Why name things so obviously? And what might it say about defensibility?

So, why did OpenAI make it so clear how they achieved ChatGPT’s impressive results? If it is true that Q* has a lot to do with Q-learning, why did they make it so obvious here?

It may just be the culture of the firm (highly technical, transparent). It may be the weird non-profit, mission-driven hybrid structure they have (it’s for the good of humanity, so they won’t hide their work… though they aren’t fully open-sourcing it either).

However, I’d argue that they don’t lose much.
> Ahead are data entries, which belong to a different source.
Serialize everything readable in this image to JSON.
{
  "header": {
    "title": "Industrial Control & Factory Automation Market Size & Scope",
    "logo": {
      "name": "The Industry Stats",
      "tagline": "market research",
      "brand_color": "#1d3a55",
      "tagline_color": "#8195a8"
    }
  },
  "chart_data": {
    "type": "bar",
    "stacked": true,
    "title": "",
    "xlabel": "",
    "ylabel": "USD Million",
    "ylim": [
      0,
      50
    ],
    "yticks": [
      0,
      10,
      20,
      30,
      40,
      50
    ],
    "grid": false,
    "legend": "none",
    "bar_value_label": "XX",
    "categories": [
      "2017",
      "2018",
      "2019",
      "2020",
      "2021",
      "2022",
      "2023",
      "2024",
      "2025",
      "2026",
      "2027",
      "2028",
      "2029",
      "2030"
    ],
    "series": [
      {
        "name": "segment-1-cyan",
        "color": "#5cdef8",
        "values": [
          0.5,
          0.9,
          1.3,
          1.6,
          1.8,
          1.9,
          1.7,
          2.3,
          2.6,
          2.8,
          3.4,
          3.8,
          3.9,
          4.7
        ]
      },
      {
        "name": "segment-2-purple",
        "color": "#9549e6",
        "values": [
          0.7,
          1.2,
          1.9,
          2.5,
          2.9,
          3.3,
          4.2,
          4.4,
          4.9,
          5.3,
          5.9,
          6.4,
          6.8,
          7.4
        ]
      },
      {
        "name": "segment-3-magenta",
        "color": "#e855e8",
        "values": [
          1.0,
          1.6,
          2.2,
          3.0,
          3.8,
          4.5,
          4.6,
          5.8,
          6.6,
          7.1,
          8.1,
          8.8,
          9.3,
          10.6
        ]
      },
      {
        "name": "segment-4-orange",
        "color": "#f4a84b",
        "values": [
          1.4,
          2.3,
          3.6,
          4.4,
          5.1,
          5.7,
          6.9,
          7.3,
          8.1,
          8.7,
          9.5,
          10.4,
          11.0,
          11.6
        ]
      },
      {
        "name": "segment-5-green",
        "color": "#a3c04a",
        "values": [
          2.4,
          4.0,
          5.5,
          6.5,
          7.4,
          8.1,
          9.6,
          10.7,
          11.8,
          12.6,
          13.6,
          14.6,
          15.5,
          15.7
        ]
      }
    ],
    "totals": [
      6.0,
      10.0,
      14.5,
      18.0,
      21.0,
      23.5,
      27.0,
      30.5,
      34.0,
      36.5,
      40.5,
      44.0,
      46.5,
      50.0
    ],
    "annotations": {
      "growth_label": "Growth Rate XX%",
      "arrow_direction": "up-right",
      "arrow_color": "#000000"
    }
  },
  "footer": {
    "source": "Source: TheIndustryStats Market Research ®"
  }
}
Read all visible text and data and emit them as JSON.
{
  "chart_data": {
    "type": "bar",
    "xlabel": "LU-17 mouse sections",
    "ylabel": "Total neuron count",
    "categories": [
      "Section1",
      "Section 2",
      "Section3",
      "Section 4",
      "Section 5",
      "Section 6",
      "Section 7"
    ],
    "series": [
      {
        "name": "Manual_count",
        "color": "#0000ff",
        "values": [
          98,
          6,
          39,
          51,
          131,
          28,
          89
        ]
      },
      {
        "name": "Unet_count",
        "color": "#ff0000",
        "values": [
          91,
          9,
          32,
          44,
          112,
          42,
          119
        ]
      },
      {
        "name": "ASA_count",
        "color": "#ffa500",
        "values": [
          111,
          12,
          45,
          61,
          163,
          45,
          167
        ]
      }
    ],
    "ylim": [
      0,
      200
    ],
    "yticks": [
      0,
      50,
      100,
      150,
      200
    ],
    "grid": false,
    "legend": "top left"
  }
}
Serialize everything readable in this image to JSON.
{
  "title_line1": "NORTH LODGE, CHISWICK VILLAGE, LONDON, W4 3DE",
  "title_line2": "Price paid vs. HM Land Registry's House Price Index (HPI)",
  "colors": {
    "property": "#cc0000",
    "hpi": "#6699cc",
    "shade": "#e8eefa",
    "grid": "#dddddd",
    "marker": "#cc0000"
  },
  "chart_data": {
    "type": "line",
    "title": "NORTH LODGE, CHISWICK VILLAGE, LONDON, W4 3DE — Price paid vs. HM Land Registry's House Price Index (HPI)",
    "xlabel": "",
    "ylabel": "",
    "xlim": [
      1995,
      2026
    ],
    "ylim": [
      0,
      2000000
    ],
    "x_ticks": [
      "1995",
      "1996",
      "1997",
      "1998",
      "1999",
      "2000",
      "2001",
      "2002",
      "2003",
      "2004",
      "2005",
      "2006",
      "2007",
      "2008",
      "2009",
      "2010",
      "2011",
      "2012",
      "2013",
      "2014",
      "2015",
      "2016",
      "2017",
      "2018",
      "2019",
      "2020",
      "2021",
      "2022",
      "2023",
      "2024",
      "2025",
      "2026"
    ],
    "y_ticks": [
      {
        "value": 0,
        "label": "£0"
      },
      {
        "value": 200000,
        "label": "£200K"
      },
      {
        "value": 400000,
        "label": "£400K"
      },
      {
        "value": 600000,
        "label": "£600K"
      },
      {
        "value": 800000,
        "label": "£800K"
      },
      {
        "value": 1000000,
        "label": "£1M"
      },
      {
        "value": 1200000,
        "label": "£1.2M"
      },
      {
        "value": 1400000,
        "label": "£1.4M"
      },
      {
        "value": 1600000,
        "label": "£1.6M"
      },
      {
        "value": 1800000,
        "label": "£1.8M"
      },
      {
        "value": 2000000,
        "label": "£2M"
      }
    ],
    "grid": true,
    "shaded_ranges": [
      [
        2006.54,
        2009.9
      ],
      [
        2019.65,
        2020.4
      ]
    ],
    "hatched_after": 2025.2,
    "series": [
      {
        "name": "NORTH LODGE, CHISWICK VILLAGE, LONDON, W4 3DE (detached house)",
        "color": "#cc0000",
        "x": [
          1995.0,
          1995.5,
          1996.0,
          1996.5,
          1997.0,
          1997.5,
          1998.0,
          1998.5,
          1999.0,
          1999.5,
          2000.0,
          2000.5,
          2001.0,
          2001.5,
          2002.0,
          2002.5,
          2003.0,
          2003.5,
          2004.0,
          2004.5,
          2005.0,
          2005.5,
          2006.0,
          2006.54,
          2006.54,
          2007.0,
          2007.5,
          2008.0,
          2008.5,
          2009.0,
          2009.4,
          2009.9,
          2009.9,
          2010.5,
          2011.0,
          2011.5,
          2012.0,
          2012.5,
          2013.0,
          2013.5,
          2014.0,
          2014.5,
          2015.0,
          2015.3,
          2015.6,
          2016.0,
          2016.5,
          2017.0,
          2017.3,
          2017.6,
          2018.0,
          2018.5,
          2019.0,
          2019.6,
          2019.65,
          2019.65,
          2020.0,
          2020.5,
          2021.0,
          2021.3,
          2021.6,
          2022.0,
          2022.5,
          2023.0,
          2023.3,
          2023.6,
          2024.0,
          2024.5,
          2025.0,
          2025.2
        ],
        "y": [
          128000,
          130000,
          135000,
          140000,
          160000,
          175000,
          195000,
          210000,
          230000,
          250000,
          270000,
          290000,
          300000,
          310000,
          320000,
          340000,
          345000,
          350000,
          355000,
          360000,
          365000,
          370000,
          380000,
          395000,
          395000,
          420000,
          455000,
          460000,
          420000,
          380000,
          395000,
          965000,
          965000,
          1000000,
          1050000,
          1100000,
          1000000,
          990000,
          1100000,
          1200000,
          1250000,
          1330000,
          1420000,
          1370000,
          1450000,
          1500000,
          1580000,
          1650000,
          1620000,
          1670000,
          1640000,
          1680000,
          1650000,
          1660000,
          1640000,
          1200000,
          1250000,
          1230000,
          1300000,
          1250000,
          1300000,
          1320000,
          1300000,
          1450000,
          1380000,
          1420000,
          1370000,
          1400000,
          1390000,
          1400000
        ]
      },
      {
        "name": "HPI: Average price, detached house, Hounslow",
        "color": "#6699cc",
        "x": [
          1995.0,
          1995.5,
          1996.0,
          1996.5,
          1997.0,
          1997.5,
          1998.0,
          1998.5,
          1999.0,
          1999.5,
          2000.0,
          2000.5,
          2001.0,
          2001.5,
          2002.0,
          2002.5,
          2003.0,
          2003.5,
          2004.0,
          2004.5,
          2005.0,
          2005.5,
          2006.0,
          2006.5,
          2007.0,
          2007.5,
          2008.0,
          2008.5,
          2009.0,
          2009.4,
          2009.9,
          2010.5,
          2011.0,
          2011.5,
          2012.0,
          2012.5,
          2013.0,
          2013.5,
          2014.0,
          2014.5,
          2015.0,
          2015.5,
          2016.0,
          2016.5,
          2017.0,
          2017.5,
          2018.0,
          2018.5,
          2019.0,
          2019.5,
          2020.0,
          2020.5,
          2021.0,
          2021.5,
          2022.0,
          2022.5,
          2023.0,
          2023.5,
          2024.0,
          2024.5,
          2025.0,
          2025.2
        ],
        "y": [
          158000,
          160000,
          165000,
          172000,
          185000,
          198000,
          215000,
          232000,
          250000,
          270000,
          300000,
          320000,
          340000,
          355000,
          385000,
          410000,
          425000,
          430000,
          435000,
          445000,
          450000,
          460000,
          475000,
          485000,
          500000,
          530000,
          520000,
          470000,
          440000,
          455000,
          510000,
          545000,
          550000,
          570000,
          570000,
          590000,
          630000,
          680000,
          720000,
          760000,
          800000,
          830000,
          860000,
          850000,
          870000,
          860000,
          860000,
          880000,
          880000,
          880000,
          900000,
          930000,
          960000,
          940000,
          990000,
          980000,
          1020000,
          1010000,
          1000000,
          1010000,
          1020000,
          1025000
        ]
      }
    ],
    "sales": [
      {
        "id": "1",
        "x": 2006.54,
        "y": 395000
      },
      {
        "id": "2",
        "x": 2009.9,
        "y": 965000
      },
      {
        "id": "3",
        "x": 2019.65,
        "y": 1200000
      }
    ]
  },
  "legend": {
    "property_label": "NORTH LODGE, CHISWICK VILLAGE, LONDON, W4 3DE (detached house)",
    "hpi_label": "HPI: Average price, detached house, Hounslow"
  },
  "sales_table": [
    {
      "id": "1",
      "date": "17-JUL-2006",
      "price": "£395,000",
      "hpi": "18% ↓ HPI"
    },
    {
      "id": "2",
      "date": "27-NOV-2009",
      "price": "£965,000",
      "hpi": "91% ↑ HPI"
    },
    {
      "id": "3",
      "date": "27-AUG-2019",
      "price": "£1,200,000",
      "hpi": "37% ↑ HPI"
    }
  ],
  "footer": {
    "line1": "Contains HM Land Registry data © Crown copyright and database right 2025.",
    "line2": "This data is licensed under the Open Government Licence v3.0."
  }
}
Given that the stuff OpenAI is working on is not secret, proprietary, or differentiated algorithms, it’s not that hard to guess what is under the hood when one of these systems is made available to the public. “Defensibility through obscurity” is similar to “security through obscurity” in cybersecurity (basically, having an implementation that is just “different” and obscure and hoping that protects you)—it may work for a while, but you don’t want to rely on it as your main defense.

Also, being cynical here, as I’ve argued in my other piece on most AI startups being doomed, OpenAI doesn’t really have much defensibility. The real money-maker here, and the reason why Microsoft is so closely tied to it (and how it could flex its muscles with the Sam Altman situation with literally zero formal governance control), is ultimately through OpenAI’s reliance on Microsoft and API calls on the Azure platform (whether branded Azure or OpenAI).

In that case, there’s no reason to hide what you’re doing. If anything, you want to advertise it. If it’s just an ad for a cloud provider’s services, you might as well spell out what you’re doing—it’s what the buyer is paying for, after all, which they can get from you… or someone else.